Having met a frustrated client in need, it reminded me that even when you think you have tried it all, you sometimes forget the most basic of tests based on a presumption. I was caught out by the one thing I always tell my team – Never Presume.
In this scenario the client had a Windows Update package created in SCCM that included 97 updates for Windows 7 and advertised it to the “Unknown Computers” collection. In addition the client also advertised an OS Deployment Task Sequence to the same collection.
Using the “Install Software Updates” task sequence variable included from SCCM did not seem to work and patches were not installed. They had thought there was something inherently wrong with the environment and were out of ideas.
To determine what was happening I looked at the usual suspects:
• Enable the SMSSLP= Setting for the Configuration Manager Client installation package
• Checked that the Updates Package Advertisement was to the correct collection
• Ensured that the Package Settings enabled the “use protected Distribution Points”

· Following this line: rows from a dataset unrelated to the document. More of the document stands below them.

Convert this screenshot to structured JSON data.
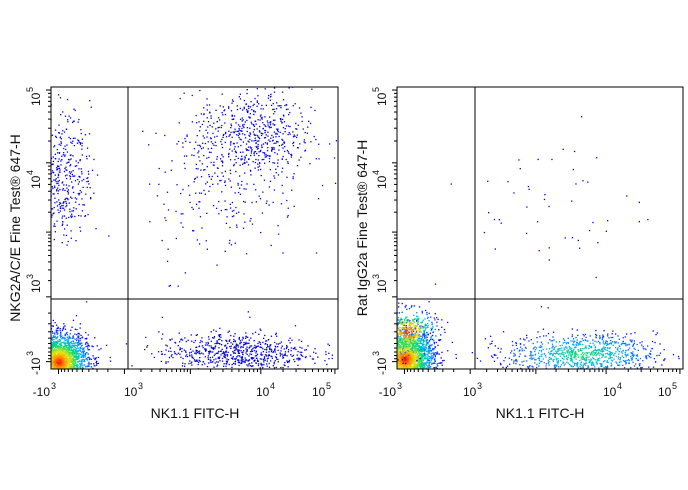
{
  "chart_data": [
    {
      "type": "scatter",
      "subtype": "flow-cytometry-density-dot-plot",
      "name": "left",
      "xlabel": "NK1.1 FITC-H",
      "ylabel": "NKG2A/C/E Fine Test® 647-H",
      "x_ticks": [
        {
          "base": "-10",
          "exp": "3"
        },
        {
          "base": "10",
          "exp": "3"
        },
        {
          "base": "10",
          "exp": "4"
        },
        {
          "base": "10",
          "exp": "5"
        }
      ],
      "y_ticks": [
        {
          "base": "-10",
          "exp": "3"
        },
        {
          "base": "10",
          "exp": "3"
        },
        {
          "base": "10",
          "exp": "4"
        },
        {
          "base": "10",
          "exp": "5"
        }
      ],
      "gate": {
        "x": 1000,
        "y": 700
      },
      "populations": [
        {
          "name": "NK1.1- NKG2A-",
          "x": -1000,
          "y": -1000,
          "density": "very high"
        },
        {
          "name": "NK1.1- NKG2A+",
          "x": -800,
          "y": 6000,
          "density": "low"
        },
        {
          "name": "NK1.1+ NKG2A+",
          "x": 6000,
          "y": 25000,
          "density": "medium"
        },
        {
          "name": "NK1.1+ NKG2A-",
          "x": 4000,
          "y": -700,
          "density": "medium"
        }
      ]
    },
    {
      "type": "scatter",
      "subtype": "flow-cytometry-density-dot-plot",
      "name": "right",
      "xlabel": "NK1.1 FITC-H",
      "ylabel": "Rat IgG2a Fine Test® 647-H",
      "x_ticks": [
        {
          "base": "-10",
          "exp": "3"
        },
        {
          "base": "10",
          "exp": "3"
        },
        {
          "base": "10",
          "exp": "4"
        },
        {
          "base": "10",
          "exp": "5"
        }
      ],
      "y_ticks": [
        {
          "base": "-10",
          "exp": "3"
        },
        {
          "base": "10",
          "exp": "3"
        },
        {
          "base": "10",
          "exp": "4"
        },
        {
          "base": "10",
          "exp": "5"
        }
      ],
      "gate": {
        "x": 1000,
        "y": 700
      },
      "populations": [
        {
          "name": "NK1.1- isotype-",
          "x": -1000,
          "y": -900,
          "density": "very high"
        },
        {
          "name": "NK1.1+ isotype-",
          "x": 5000,
          "y": -700,
          "density": "medium"
        },
        {
          "name": "sparse background",
          "x": 2000,
          "y": 3000,
          "density": "very low"
        }
      ]
    }
  ]
}
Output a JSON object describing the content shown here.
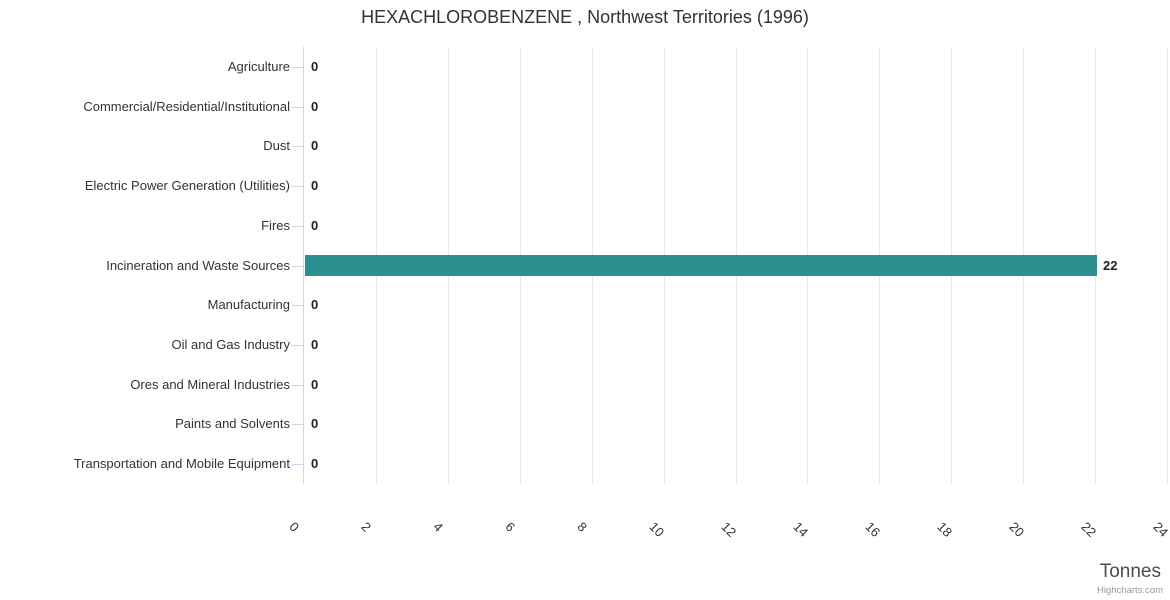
{
  "chart_data": {
    "type": "bar",
    "orientation": "horizontal",
    "title": "HEXACHLOROBENZENE , Northwest Territories (1996)",
    "categories": [
      "Agriculture",
      "Commercial/Residential/Institutional",
      "Dust",
      "Electric Power Generation (Utilities)",
      "Fires",
      "Incineration and Waste Sources",
      "Manufacturing",
      "Oil and Gas Industry",
      "Ores and Mineral Industries",
      "Paints and Solvents",
      "Transportation and Mobile Equipment"
    ],
    "values": [
      0,
      0,
      0,
      0,
      0,
      22,
      0,
      0,
      0,
      0,
      0
    ],
    "data_labels": [
      "0",
      "0",
      "0",
      "0",
      "0",
      "22",
      "0",
      "0",
      "0",
      "0",
      "0"
    ],
    "value_axis": {
      "label": "Tonnes",
      "min": 0,
      "max": 24,
      "tick_interval": 2,
      "tick_labels": [
        "0",
        "2",
        "4",
        "6",
        "8",
        "10",
        "12",
        "14",
        "16",
        "18",
        "20",
        "22",
        "24"
      ],
      "tick_label_rotation_deg": 45
    },
    "legend": "none",
    "grid": "vertical-only",
    "colors": {
      "bar": "#2b908f",
      "title": "#333333",
      "axis_line": "#ccd6eb",
      "gridline": "#e6e6e6",
      "category_label": "#333333",
      "tick_label": "#333333",
      "data_label": "#222222",
      "value_axis_title": "#4d4d4d",
      "credits": "#999999",
      "background": "#ffffff"
    },
    "credits": "Highcharts.com"
  }
}
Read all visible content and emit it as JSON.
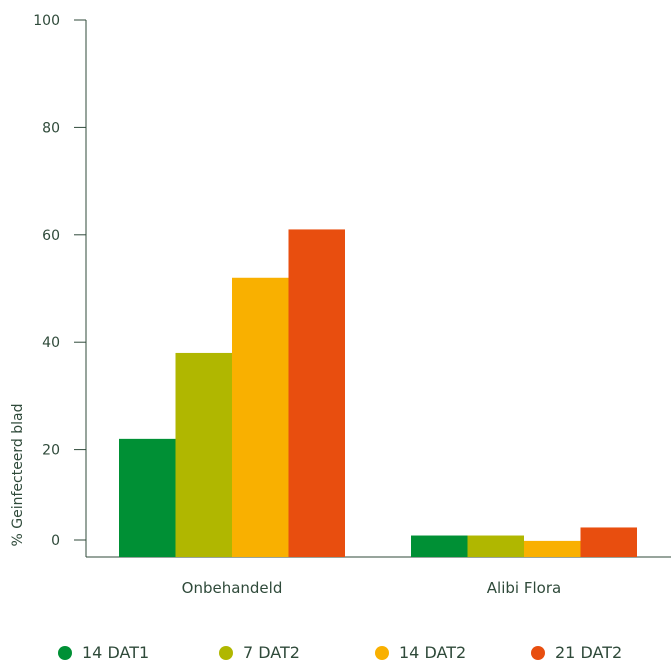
{
  "chart_data": {
    "type": "bar",
    "title": "",
    "xlabel": "",
    "ylabel": "% Geinfecteerd blad",
    "ylim": [
      0,
      100
    ],
    "yticks": [
      0,
      20,
      40,
      60,
      80,
      100
    ],
    "categories": [
      "Onbehandeld",
      "Alibi Flora"
    ],
    "series": [
      {
        "name": "14 DAT1",
        "color": "#009035",
        "values": [
          22,
          4
        ]
      },
      {
        "name": "7 DAT2",
        "color": "#b0b700",
        "values": [
          38,
          4
        ]
      },
      {
        "name": "14 DAT2",
        "color": "#f9b000",
        "values": [
          52,
          3
        ]
      },
      {
        "name": "21 DAT2",
        "color": "#e84e0f",
        "values": [
          61,
          5.5
        ]
      }
    ],
    "grid": false,
    "legend_position": "bottom"
  }
}
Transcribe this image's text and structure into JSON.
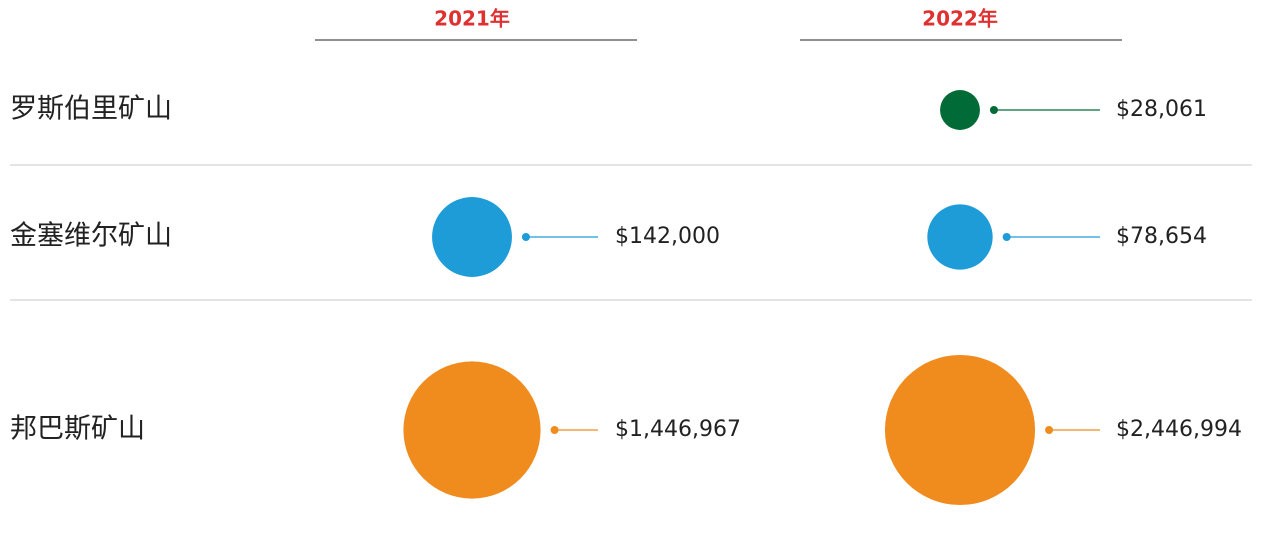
{
  "chart_data": {
    "type": "bubble",
    "columns": [
      "2021年",
      "2022年"
    ],
    "categories": [
      "罗斯伯里矿山",
      "金塞维尔矿山",
      "邦巴斯矿山"
    ],
    "colors": [
      "#006b36",
      "#1e9cd7",
      "#f08c1e"
    ],
    "series": [
      {
        "name": "2021年",
        "values": [
          null,
          142000,
          1446967
        ],
        "value_labels": [
          null,
          "$142,000",
          "$1,446,967"
        ]
      },
      {
        "name": "2022年",
        "values": [
          28061,
          78654,
          2446994
        ],
        "value_labels": [
          "$28,061",
          "$78,654",
          "$2,446,994"
        ]
      }
    ]
  }
}
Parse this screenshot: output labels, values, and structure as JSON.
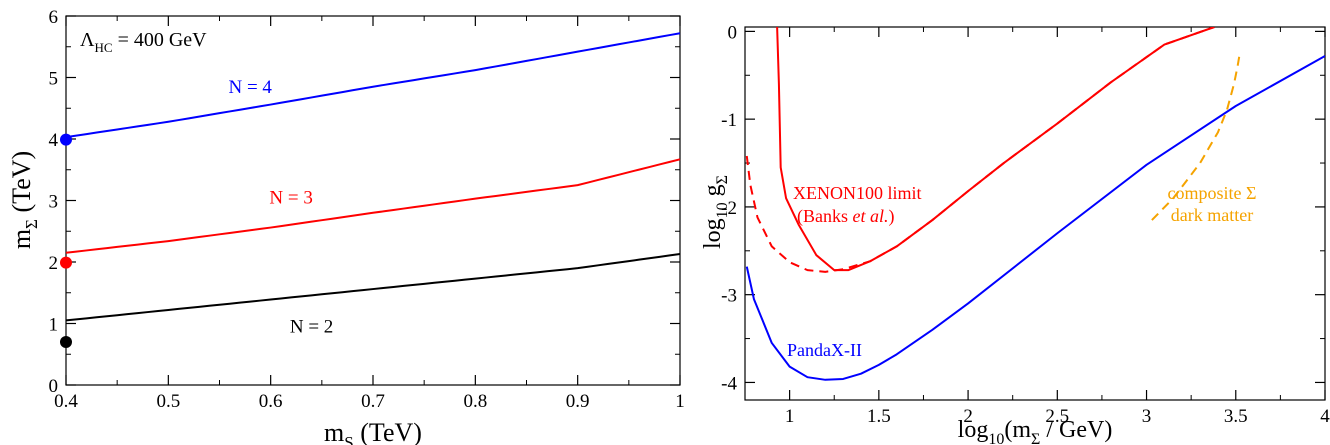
{
  "chart_data": [
    {
      "type": "line",
      "xlabel": "m",
      "xlabel_sub": "S",
      "xlabel_unit": " (TeV)",
      "ylabel": "m",
      "ylabel_sub": "Σ",
      "ylabel_unit": " (TeV)",
      "xlim": [
        0.4,
        1.0
      ],
      "ylim": [
        0,
        6
      ],
      "xticks": [
        0.4,
        0.5,
        0.6,
        0.7,
        0.8,
        0.9,
        1.0
      ],
      "xtick_labels": [
        "0.4",
        "0.5",
        "0.6",
        "0.7",
        "0.8",
        "0.9",
        "1"
      ],
      "yticks": [
        0,
        1,
        2,
        3,
        4,
        5,
        6
      ],
      "ytick_labels": [
        "0",
        "1",
        "2",
        "3",
        "4",
        "5",
        "6"
      ],
      "grid": false,
      "annotation": {
        "text_prefix": "Λ",
        "text_sub": "HC",
        "text_suffix": " = 400 GeV",
        "position": "top-left"
      },
      "series": [
        {
          "name": "N = 4",
          "color": "#0000ff",
          "x": [
            0.4,
            0.5,
            0.6,
            0.7,
            0.8,
            0.9,
            1.0
          ],
          "y": [
            4.03,
            4.28,
            4.56,
            4.85,
            5.12,
            5.42,
            5.72
          ],
          "point": {
            "x": 0.4,
            "y": 3.99
          }
        },
        {
          "name": "N = 3",
          "color": "#ff0000",
          "x": [
            0.4,
            0.5,
            0.6,
            0.7,
            0.8,
            0.9,
            1.0
          ],
          "y": [
            2.15,
            2.34,
            2.56,
            2.8,
            3.03,
            3.25,
            3.67
          ],
          "point": {
            "x": 0.4,
            "y": 1.99
          }
        },
        {
          "name": "N = 2",
          "color": "#000000",
          "x": [
            0.4,
            0.5,
            0.6,
            0.7,
            0.8,
            0.9,
            1.0
          ],
          "y": [
            1.05,
            1.22,
            1.39,
            1.56,
            1.73,
            1.9,
            2.13
          ],
          "point": {
            "x": 0.4,
            "y": 0.7
          }
        }
      ]
    },
    {
      "type": "line",
      "xlabel": "log",
      "xlabel_sub": "10",
      "xlabel_pre": "(m",
      "xlabel_sub2": "Σ",
      "xlabel_unit": " / GeV)",
      "ylabel": "log",
      "ylabel_sub": "10",
      "ylabel_mid": " g",
      "ylabel_sub2": "Σ",
      "xlim": [
        0.75,
        4.0
      ],
      "ylim": [
        -4.2,
        0.05
      ],
      "xticks": [
        1,
        1.5,
        2,
        2.5,
        3,
        3.5,
        4
      ],
      "xtick_labels": [
        "1",
        "1.5",
        "2",
        "2.5",
        "3",
        "3.5",
        "4"
      ],
      "yticks": [
        0,
        -1,
        -2,
        -3,
        -4
      ],
      "ytick_labels": [
        "0",
        "-1",
        "-2",
        "-3",
        "-4"
      ],
      "grid": false,
      "labels": {
        "xenon_line1": "XENON100 limit",
        "xenon_line2_pre": "(Banks ",
        "xenon_line2_italic": "et al.",
        "xenon_line2_post": ")",
        "panda": "PandaX-II",
        "composite_line1": "composite Σ",
        "composite_line2": "dark matter"
      },
      "series": [
        {
          "name": "XENON100 limit",
          "color": "#ff0000",
          "style": "solid",
          "x": [
            0.93,
            0.94,
            0.95,
            0.98,
            1.05,
            1.15,
            1.25,
            1.33,
            1.45,
            1.6,
            1.8,
            2.0,
            2.2,
            2.5,
            2.8,
            3.1,
            3.38
          ],
          "y": [
            0.05,
            -0.6,
            -1.55,
            -1.9,
            -2.2,
            -2.55,
            -2.72,
            -2.72,
            -2.62,
            -2.45,
            -2.15,
            -1.82,
            -1.5,
            -1.05,
            -0.58,
            -0.15,
            0.05
          ]
        },
        {
          "name": "XENON100 limit (Banks et al.)",
          "color": "#ff0000",
          "style": "dashed",
          "x": [
            0.76,
            0.78,
            0.82,
            0.9,
            1.0,
            1.1,
            1.2,
            1.3,
            1.45,
            1.6,
            1.8,
            2.0,
            2.2,
            2.5,
            2.8,
            3.1,
            3.38
          ],
          "y": [
            -1.42,
            -1.75,
            -2.12,
            -2.45,
            -2.63,
            -2.72,
            -2.74,
            -2.71,
            -2.62,
            -2.45,
            -2.15,
            -1.82,
            -1.5,
            -1.05,
            -0.58,
            -0.15,
            0.05
          ]
        },
        {
          "name": "PandaX-II",
          "color": "#0000ff",
          "style": "solid",
          "x": [
            0.76,
            0.8,
            0.9,
            1.0,
            1.1,
            1.2,
            1.3,
            1.4,
            1.5,
            1.6,
            1.8,
            2.0,
            2.5,
            3.0,
            3.5,
            4.0
          ],
          "y": [
            -2.68,
            -3.05,
            -3.55,
            -3.82,
            -3.94,
            -3.97,
            -3.96,
            -3.9,
            -3.8,
            -3.68,
            -3.4,
            -3.1,
            -2.3,
            -1.52,
            -0.85,
            -0.28
          ]
        },
        {
          "name": "composite Σ dark matter",
          "color": "#f5a300",
          "style": "dashed",
          "x": [
            3.03,
            3.15,
            3.3,
            3.4,
            3.45,
            3.49,
            3.51,
            3.52
          ],
          "y": [
            -2.15,
            -1.9,
            -1.5,
            -1.15,
            -0.9,
            -0.6,
            -0.4,
            -0.28
          ]
        }
      ]
    }
  ]
}
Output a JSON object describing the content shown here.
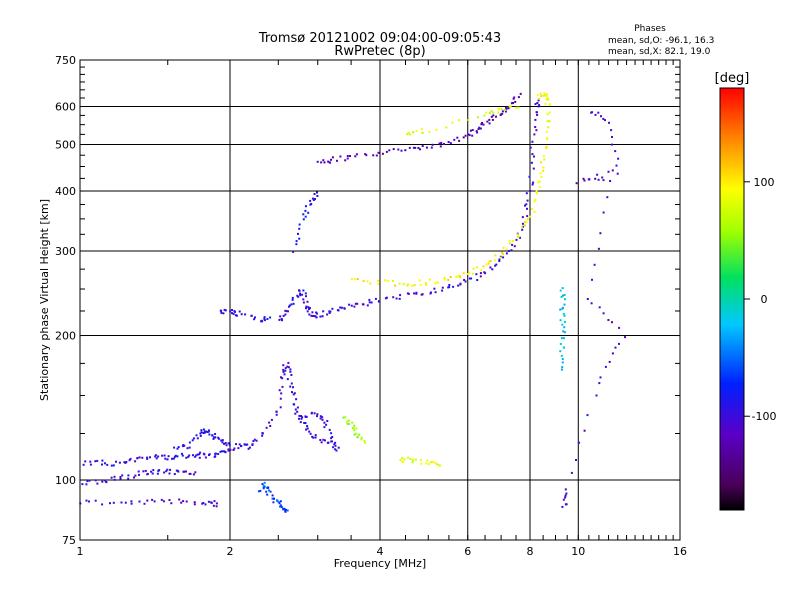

• Checked the MP download settings
• Checked the IP Site Boundaries were correct
• Checked SCCM for obsolete clients
• Included the KB2509007 client update (http://support.microsoft.com/kb/2509007)
To no avail.
But when I checked the configuration of a SCCM Client that I noticed that the corporate build standard meant the Windows Update Agent was installed but not active. A few changes to the Active Directory policy and the updates installed.
The basic steps sometimes are the easiest ones to skip when you are trying to resolve an issue… and some decent documentation will save you a huge amount of time in the long run.